Les “ z ” à la pointe
de l’épée…
Il y aurait cependant la tentation – consciente ou inconsciente – du pire. Ipsos avance en effet une autre « agilité » à contrôler l’autorité des aînés. Nés d’une génération qui les a désirés, voire choyés et qui a surtout été la première à les élever avec une éducation libérale, les Y ont un rapport décomplexé avec leurs supérieurs. Ils sont « contents de la façon avec laquelle ils ont été éduqués et sont en même temps très habiles pour gérer, quand nécessaire, les injonctions parentales », selon l’Insee. Voire celles de leur(s) patron(s).
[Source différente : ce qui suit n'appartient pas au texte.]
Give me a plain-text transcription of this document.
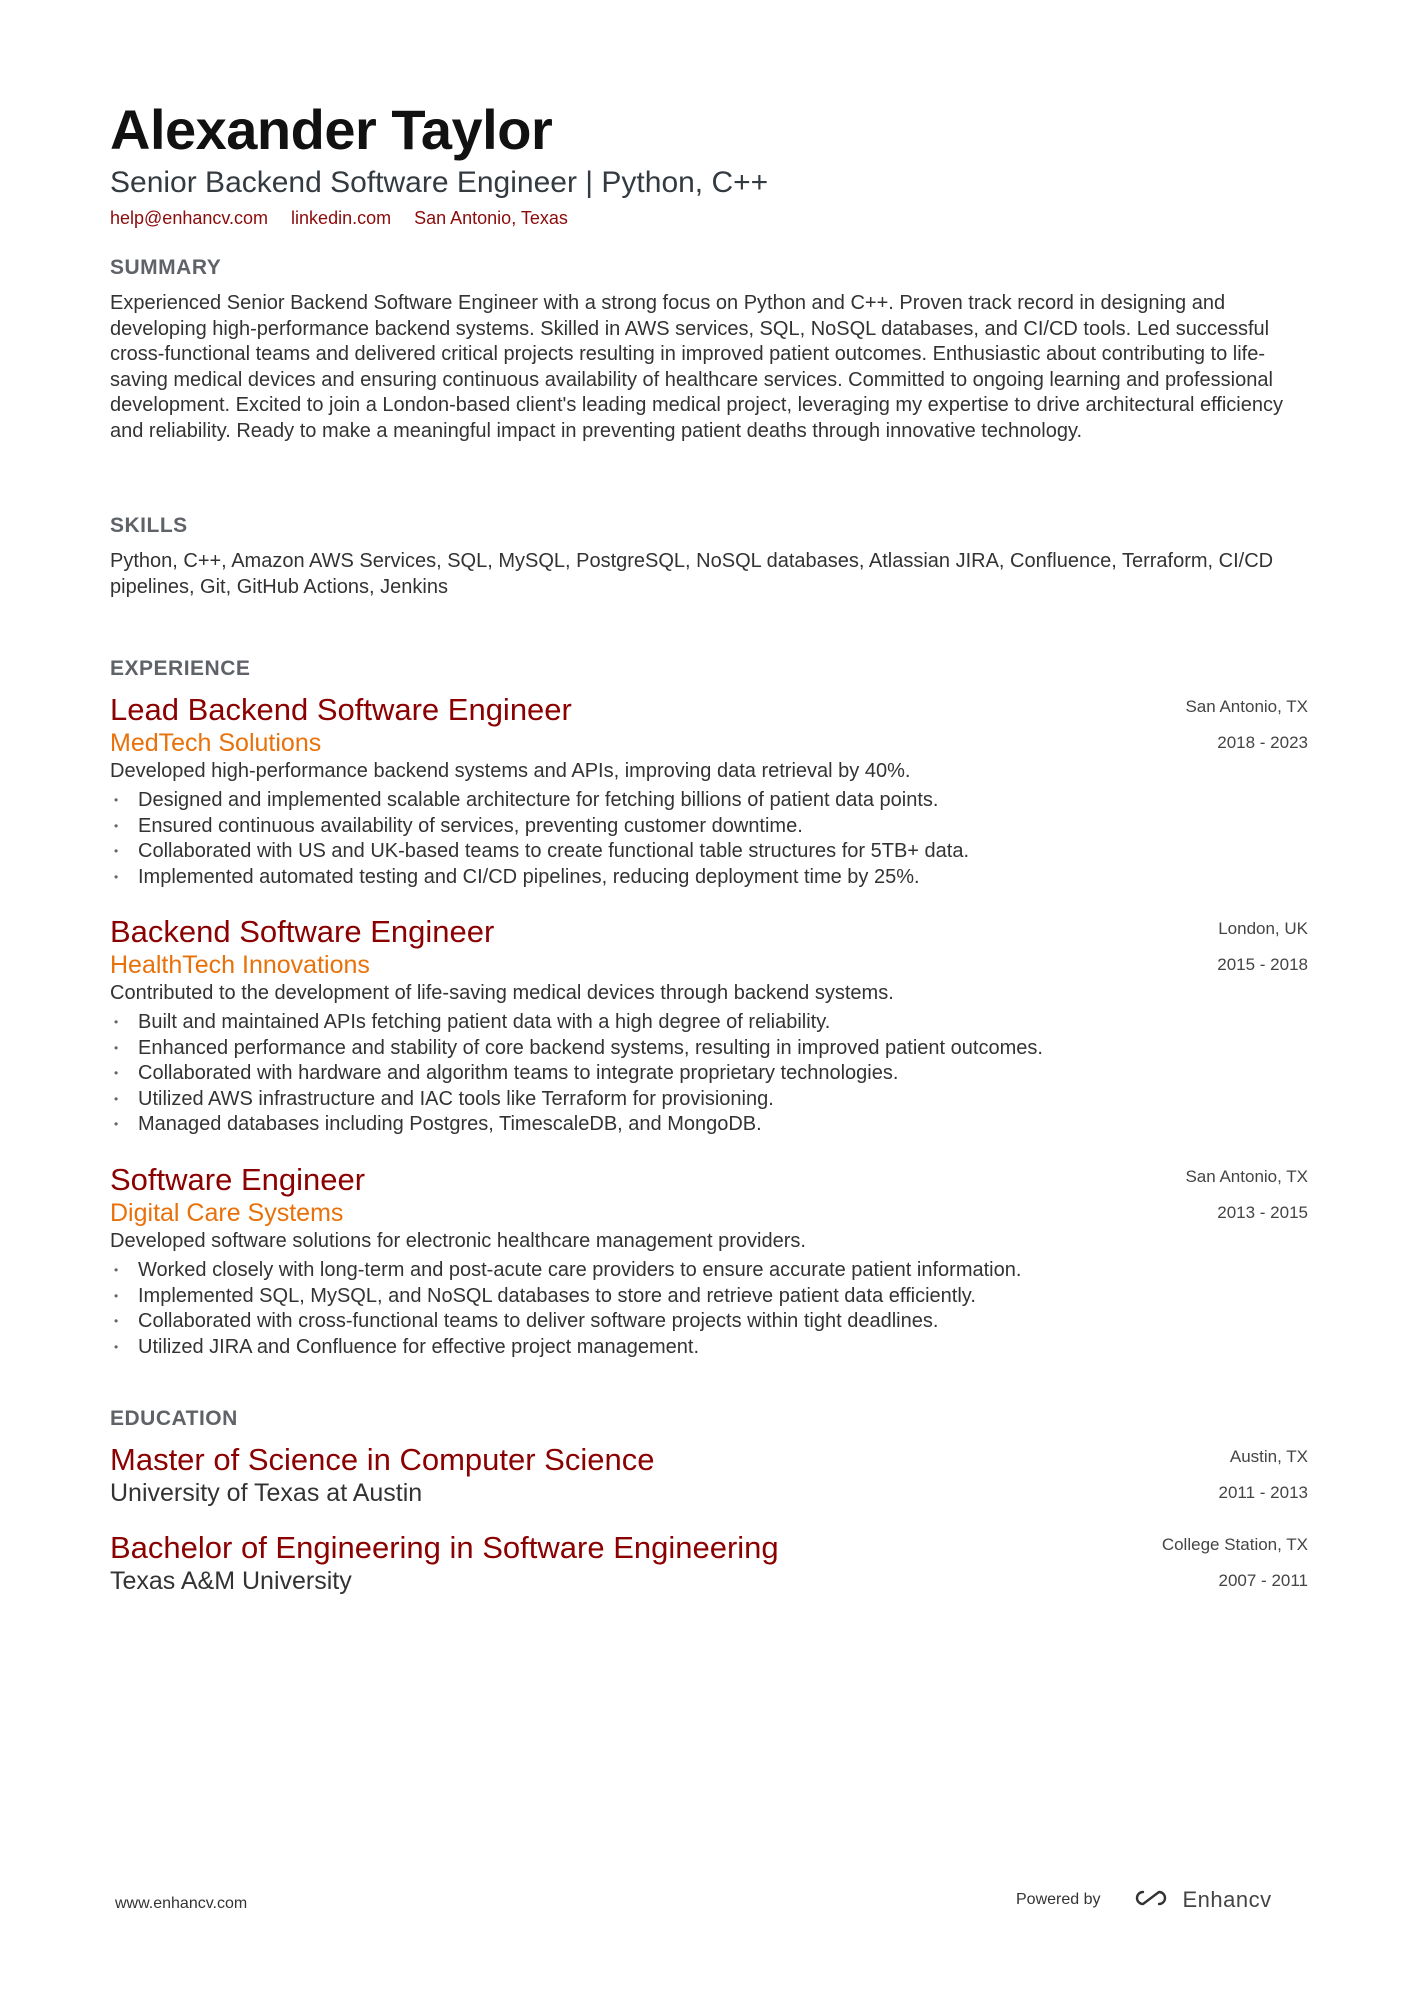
Alexander Taylor
Senior Backend Software Engineer | Python, C++
help@enhancv.com linkedin.com San Antonio, Texas
SUMMARY

Experienced Senior Backend Software Engineer with a strong focus on Python and C++. Proven track record in designing and developing high-performance backend systems. Skilled in AWS services, SQL, NoSQL databases, and CI/CD tools. Led successful cross-functional teams and delivered critical projects resulting in improved patient outcomes. Enthusiastic about contributing to life-saving medical devices and ensuring continuous availability of healthcare services. Committed to ongoing learning and professional development. Excited to join a London-based client's leading medical project, leveraging my expertise to drive architectural efficiency and reliability. Ready to make a meaningful impact in preventing patient deaths through innovative technology.

SKILLS

Python, C++, Amazon AWS Services, SQL, MySQL, PostgreSQL, NoSQL databases, Atlassian JIRA, Confluence, Terraform, CI/CD pipelines, Git, GitHub Actions, Jenkins

EXPERIENCE
Lead Backend Software Engineer
MedTech Solutions
Developed high-performance backend systems and APIs, improving data retrieval by 40%.
• Designed and implemented scalable architecture for fetching billions of patient data points.
• Ensured continuous availability of services, preventing customer downtime.
• Collaborated with US and UK-based teams to create functional table structures for 5TB+ data.
• Implemented automated testing and CI/CD pipelines, reducing deployment time by 25%.
San Antonio, TX
2018 - 2023
Backend Software Engineer
HealthTech Innovations
Contributed to the development of life-saving medical devices through backend systems.
• Built and maintained APIs fetching patient data with a high degree of reliability.
• Enhanced performance and stability of core backend systems, resulting in improved patient outcomes.
• Collaborated with hardware and algorithm teams to integrate proprietary technologies.
• Utilized AWS infrastructure and IAC tools like Terraform for provisioning.
• Managed databases including Postgres, TimescaleDB, and MongoDB.
London, UK
2015 - 2018
Software Engineer
Digital Care Systems
Developed software solutions for electronic healthcare management providers.
• Worked closely with long-term and post-acute care providers to ensure accurate patient information.
• Implemented SQL, MySQL, and NoSQL databases to store and retrieve patient data efficiently.
• Collaborated with cross-functional teams to deliver software projects within tight deadlines.
• Utilized JIRA and Confluence for effective project management.
San Antonio, TX
2013 - 2015
EDUCATION
Master of Science in Computer Science
University of Texas at Austin
Austin, TX
2011 - 2013
Bachelor of Engineering in Software Engineering
Texas A&M University
College Station, TX
2007 - 2011
www.enhancv.com	Powered by	Enhancv
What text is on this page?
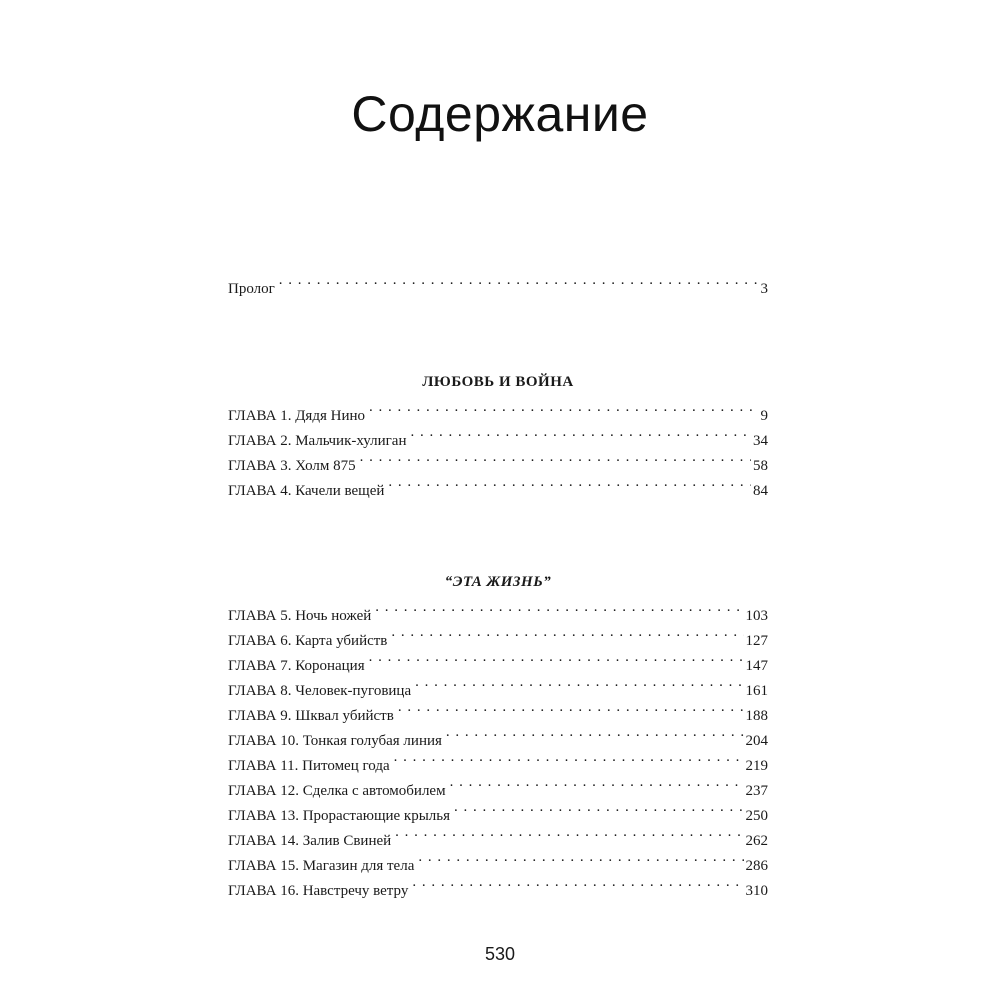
Содержание
Пролог . . .	3
ЛЮБОВЬ И ВОЙНА
ГЛАВА 1. Дядя Нино . . .	9
ГЛАВА 2. Мальчик-хулиган . . .	34
ГЛАВА 3. Холм 875 . . .	58
ГЛАВА 4. Качели вещей . . .	84
“ЭТА ЖИЗНЬ”
ГЛАВА 5. Ночь ножей . . .	103
ГЛАВА 6. Карта убийств . . .	127
ГЛАВА 7. Коронация . . .	147
ГЛАВА 8. Человек-пуговица . . .	161
ГЛАВА 9. Шквал убийств . . .	188
ГЛАВА 10. Тонкая голубая линия . . .	204
ГЛАВА 11. Питомец года . . .	219
ГЛАВА 12. Сделка с автомобилем . . .	237
ГЛАВА 13. Прорастающие крылья . . .	250
ГЛАВА 14. Залив Свиней . . .	262
ГЛАВА 15. Магазин для тела . . .	286
ГЛАВА 16. Навстречу ветру . . .	310
530
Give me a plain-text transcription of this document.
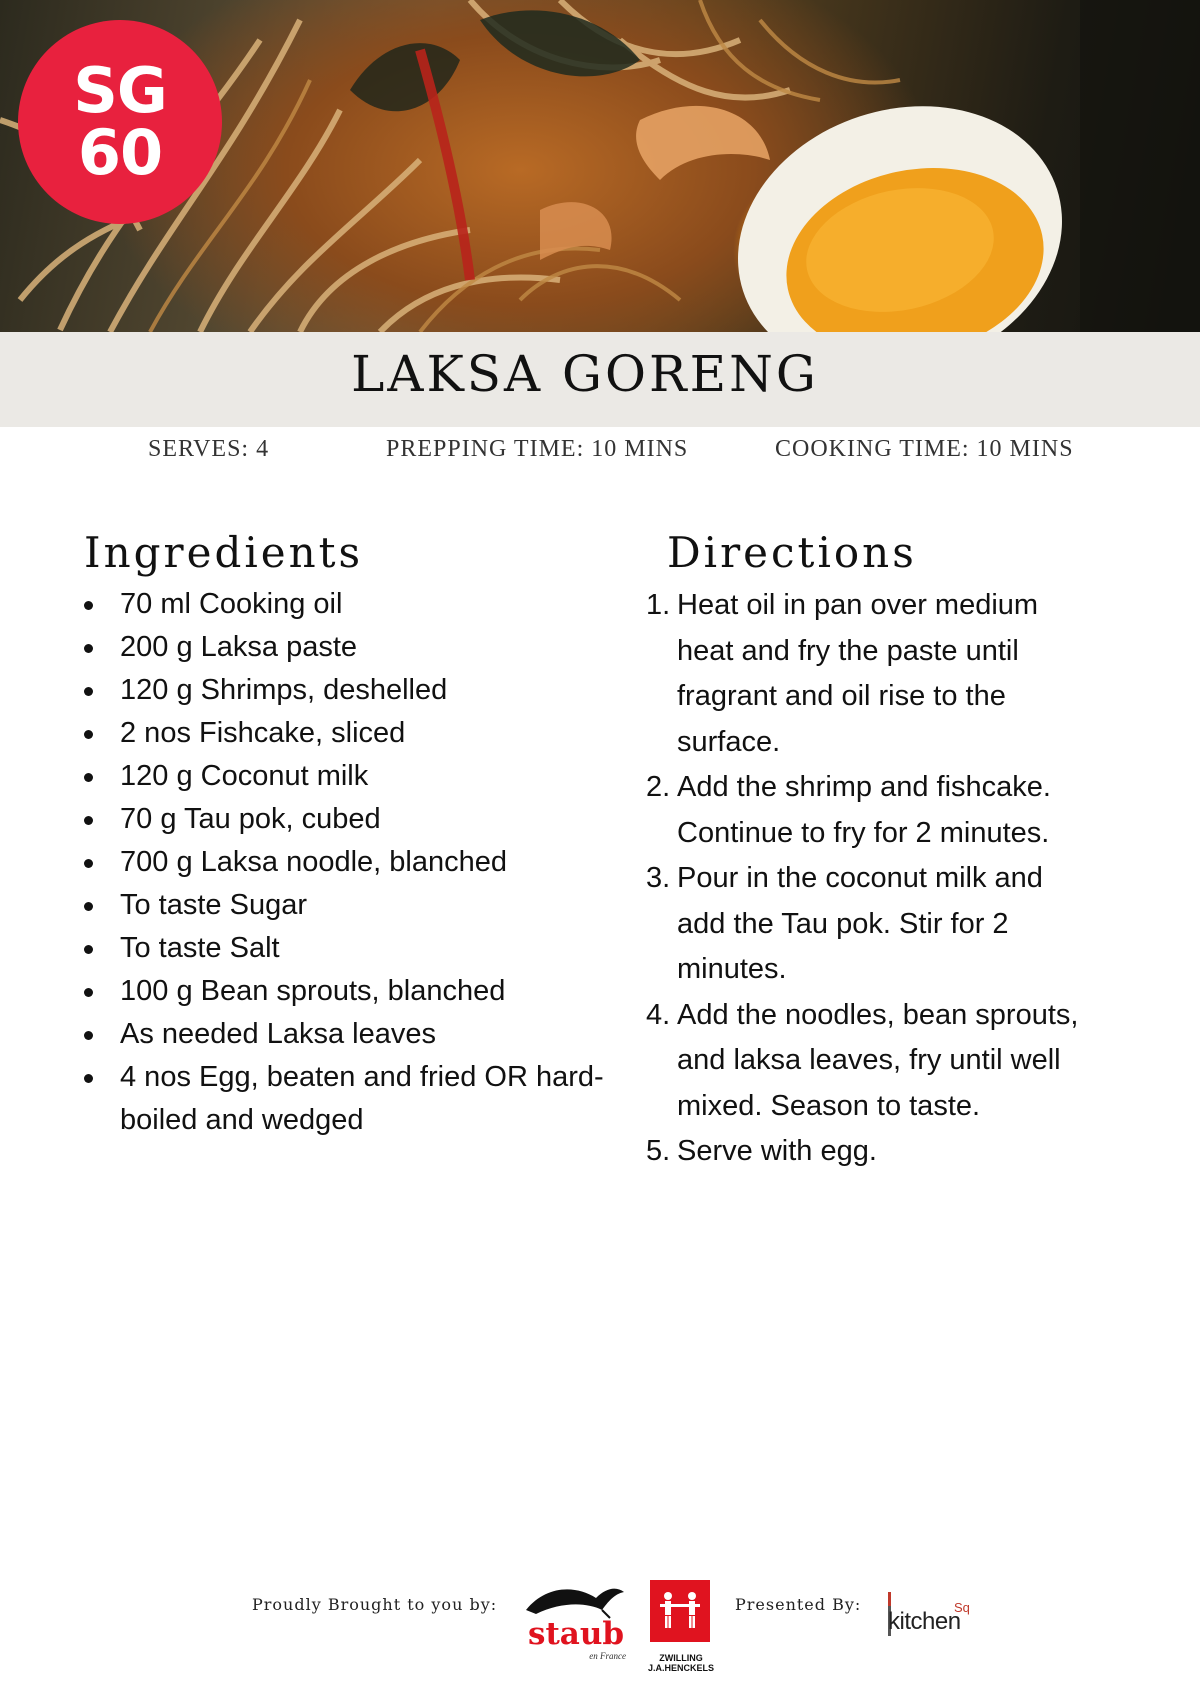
SG
60
LAKSA GORENG
SERVES: 4	PREPPING TIME: 10 MINS	COOKING TIME: 10 MINS
Ingredients
70 ml Cooking oil
200 g Laksa paste
120 g Shrimps, deshelled
2 nos Fishcake, sliced
120 g Coconut milk
70 g Tau pok, cubed
700 g Laksa noodle, blanched
To taste Sugar
To taste Salt
100 g Bean sprouts, blanched
As needed Laksa leaves
4 nos Egg, beaten and fried OR hard-boiled and wedged
Directions
1. Heat oil in pan over medium heat and fry the paste until fragrant and oil rise to the surface.
2. Add the shrimp and fishcake. Continue to fry for 2 minutes.
3. Pour in the coconut milk and add the Tau pok. Stir for 2 minutes.
4. Add the noodles, bean sprouts, and laksa leaves, fry until well mixed. Season to taste.
5. Serve with egg.
Proudly Brought to you by:
staub
en France	ZWILLING
J.A.HENCKELS
Presented By:
kitchen
Sq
Mais attention ! La guerre des talents a commencé. Grand témoin de cette enquête, Benjamin Chaminade prévient : « Les Y ont plus à craindre des Z, c’est-à-dire de ceux qui sont nés à partir de 1998. » Conçus juste avant, pendant ou après la mémorable Coupe du monde de football remportée par l’équipe de France (Deschamps, Zidane…), les « émos » – à cause de leur hyperémotivité – préparent leur débarquement. « Ils vont sur-réagir », promet Franck Brillet. Admettons-le : la question de l’unité de l’entreprise est posée. Ils sont Z comme « Zéro défaut, Zéro carbone, Zéro déchet ». Et en même temps C comme connectés, communicateurs et collaborateurs. « Leurs modes d’expression demandent de l’ouverture d’esprit et du management plus souple », avertit encore Franck Brillet en fin observateur.
Rapports d’égal à égal
Re-pères. Le « filia » – notion d’égal à égal, de réciprocité – est entré dans l’entreprise. Les moyens de bosser ensemble se font à la carte, entre sentiments, devoirs et engagements. Le salariat change et déboussole parfois les syndicats : « Les choses bougent. Ainsi dans un secteur aussi spécifique que les assistantes maternelles, le taux de syndicalisation est identique à celui de l’Ile-de-France ». Les ouvriers et employés sont en passe de devenir minoritaires. C’est une donnée que nous devons prendre en compte. Nous avons aussi des efforts à faire pour être plus présents dans le monde de la sous-traitance qui regroupe de plus en plus de salariés », explique Stéphane Deplobin (CGT). A contrario, les « pigeons » réunis en collectifs éphémères ou les « bonnets rouges » crèvent l’écran.
Envie d’avenir et de reconnaissance ? Ces préoccupations sont, au final, celles des funambules de l’emploi, toutes générations confondues.